"Avida Dollars" was a derogatory nickname given to Salvador Dali by Andre Breton, the "leader" of the Surrealist movement. (Hint: it's an anagram of "Salvador Dali", and means, in an inter-linguistic mishmash of translation, "Greedy for dollars").

Breton came up with the name because of what he saw as Dali's commercial exploitation of his own art, which was (Breton thought) interfering with the artistic integrity of the Surrealist movement. Dali had been the poster child of Surrealism for a few years but as his own success and reputation grew he started to want to make a break with the movement, whose restrictions and rules for their members he felt to be a burden on the creative (and yes, commercial) freedom that he wanted.

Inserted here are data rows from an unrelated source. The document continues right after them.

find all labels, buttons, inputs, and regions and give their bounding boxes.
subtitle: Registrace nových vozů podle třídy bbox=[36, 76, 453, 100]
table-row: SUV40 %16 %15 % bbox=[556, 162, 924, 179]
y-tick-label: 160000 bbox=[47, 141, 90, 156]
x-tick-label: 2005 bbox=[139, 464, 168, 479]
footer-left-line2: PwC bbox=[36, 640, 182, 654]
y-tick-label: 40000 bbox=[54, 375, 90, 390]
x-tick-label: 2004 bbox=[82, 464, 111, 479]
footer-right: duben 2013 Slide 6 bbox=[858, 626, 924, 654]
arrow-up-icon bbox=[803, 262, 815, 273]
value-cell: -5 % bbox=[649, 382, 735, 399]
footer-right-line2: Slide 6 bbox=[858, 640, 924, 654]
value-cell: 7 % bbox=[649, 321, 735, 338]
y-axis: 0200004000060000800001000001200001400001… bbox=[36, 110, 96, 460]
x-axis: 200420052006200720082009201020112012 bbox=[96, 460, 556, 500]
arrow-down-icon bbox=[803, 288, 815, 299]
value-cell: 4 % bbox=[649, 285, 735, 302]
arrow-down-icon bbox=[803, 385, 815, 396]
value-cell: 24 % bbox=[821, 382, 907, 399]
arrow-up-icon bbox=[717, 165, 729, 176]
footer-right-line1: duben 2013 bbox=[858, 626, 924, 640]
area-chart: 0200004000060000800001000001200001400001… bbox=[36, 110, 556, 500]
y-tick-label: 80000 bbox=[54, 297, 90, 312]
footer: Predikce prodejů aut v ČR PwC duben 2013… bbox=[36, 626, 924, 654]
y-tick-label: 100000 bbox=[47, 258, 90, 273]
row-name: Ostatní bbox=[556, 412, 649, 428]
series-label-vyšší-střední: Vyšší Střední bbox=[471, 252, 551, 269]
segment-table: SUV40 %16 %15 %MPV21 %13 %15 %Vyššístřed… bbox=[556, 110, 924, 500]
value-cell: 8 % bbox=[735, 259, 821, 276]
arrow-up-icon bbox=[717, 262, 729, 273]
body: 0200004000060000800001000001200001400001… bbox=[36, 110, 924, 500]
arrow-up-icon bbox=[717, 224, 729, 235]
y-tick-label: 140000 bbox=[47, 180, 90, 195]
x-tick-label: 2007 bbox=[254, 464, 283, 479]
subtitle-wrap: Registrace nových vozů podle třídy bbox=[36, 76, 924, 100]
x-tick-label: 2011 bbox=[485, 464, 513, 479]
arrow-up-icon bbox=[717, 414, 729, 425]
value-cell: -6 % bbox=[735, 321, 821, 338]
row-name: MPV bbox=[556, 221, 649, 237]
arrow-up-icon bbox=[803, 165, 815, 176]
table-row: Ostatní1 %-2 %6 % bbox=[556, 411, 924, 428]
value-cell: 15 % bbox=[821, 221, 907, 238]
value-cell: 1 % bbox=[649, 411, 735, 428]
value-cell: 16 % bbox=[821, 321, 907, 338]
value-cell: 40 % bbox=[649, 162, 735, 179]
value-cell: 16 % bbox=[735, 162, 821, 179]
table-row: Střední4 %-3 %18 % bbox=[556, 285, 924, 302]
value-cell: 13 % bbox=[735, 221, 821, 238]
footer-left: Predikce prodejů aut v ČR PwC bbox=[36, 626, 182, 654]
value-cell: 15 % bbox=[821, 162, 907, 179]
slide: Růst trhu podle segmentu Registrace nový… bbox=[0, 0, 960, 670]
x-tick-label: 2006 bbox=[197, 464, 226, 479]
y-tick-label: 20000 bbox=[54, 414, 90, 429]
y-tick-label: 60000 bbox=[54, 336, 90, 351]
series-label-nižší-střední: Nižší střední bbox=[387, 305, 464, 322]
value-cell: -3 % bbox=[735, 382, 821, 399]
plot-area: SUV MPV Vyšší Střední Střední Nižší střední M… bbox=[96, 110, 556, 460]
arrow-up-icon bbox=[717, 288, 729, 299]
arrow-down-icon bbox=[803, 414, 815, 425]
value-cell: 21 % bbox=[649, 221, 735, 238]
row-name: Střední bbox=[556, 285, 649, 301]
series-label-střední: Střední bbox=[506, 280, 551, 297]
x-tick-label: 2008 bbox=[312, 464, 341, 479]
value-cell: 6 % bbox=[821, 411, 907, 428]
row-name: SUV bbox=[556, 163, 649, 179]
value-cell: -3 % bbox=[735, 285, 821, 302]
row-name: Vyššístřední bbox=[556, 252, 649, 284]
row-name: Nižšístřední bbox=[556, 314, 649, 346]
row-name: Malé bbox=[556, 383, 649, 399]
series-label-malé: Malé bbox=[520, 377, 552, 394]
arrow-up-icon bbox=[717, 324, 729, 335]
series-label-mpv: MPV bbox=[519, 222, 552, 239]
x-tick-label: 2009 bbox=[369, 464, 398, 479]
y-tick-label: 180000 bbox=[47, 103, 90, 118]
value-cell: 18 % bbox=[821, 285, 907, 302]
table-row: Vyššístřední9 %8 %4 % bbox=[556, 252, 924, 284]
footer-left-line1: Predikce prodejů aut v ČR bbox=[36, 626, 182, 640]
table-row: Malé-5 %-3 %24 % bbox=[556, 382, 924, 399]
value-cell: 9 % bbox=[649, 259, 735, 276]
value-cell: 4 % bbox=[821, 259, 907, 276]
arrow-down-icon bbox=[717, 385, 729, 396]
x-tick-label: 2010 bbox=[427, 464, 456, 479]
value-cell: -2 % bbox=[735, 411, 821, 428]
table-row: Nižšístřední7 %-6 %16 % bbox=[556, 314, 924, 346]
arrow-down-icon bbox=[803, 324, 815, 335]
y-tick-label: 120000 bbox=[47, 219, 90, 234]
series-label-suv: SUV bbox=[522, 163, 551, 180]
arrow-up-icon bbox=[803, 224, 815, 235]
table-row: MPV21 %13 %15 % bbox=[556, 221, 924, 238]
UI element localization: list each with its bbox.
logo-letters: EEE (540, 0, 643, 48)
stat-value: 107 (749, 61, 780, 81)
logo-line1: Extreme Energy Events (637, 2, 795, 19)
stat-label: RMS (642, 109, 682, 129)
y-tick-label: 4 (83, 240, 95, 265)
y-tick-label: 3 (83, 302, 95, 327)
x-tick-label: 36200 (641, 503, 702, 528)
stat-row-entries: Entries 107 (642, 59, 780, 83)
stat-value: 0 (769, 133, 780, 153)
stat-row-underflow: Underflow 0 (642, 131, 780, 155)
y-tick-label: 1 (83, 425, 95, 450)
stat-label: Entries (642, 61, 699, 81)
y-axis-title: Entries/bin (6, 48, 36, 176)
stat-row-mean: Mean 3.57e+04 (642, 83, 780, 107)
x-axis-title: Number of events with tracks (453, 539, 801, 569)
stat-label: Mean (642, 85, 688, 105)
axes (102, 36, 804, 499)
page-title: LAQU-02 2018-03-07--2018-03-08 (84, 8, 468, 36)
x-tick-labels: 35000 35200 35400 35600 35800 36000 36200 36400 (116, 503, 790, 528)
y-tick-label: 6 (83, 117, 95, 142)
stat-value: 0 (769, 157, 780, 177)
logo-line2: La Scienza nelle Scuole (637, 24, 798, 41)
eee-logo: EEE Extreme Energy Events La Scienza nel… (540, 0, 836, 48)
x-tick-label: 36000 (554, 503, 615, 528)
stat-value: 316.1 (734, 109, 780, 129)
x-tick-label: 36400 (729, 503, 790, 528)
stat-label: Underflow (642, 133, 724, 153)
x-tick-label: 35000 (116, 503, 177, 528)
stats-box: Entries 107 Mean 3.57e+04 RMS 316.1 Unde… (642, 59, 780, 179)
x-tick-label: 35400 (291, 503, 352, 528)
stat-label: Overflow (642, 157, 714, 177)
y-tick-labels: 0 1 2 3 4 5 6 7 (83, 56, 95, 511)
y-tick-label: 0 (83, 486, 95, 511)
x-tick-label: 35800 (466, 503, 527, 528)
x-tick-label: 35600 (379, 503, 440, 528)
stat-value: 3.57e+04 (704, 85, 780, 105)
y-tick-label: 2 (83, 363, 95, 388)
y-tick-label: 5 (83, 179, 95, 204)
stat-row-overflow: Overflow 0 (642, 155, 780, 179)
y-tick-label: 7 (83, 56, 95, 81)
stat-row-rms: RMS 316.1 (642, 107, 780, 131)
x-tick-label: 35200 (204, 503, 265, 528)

He had already started to poke fun at the Surrealist sensibilities in rather childish ways - for instance, he had somehow come to the conclusion that Breton "did not like anuses" and hence had started to "sneak them in" to several of his paintings through his favourite device of concealed images. They had been having more and more open disagreements, but when Dali started to sell his "Surrealist objects" (a famous example being his lobster telephone) and paintings for large amounts of money to buyers mainly in the United States, Breton finalized the break with this nickname, which became famous.

Dali, however, did not seem to be in the slightest bit bothered, and his commercial endeavours, for which he did not apologize, did not prevent Avida Dollars from going on to produce some of the greatest paintings of the 20th (or any) century.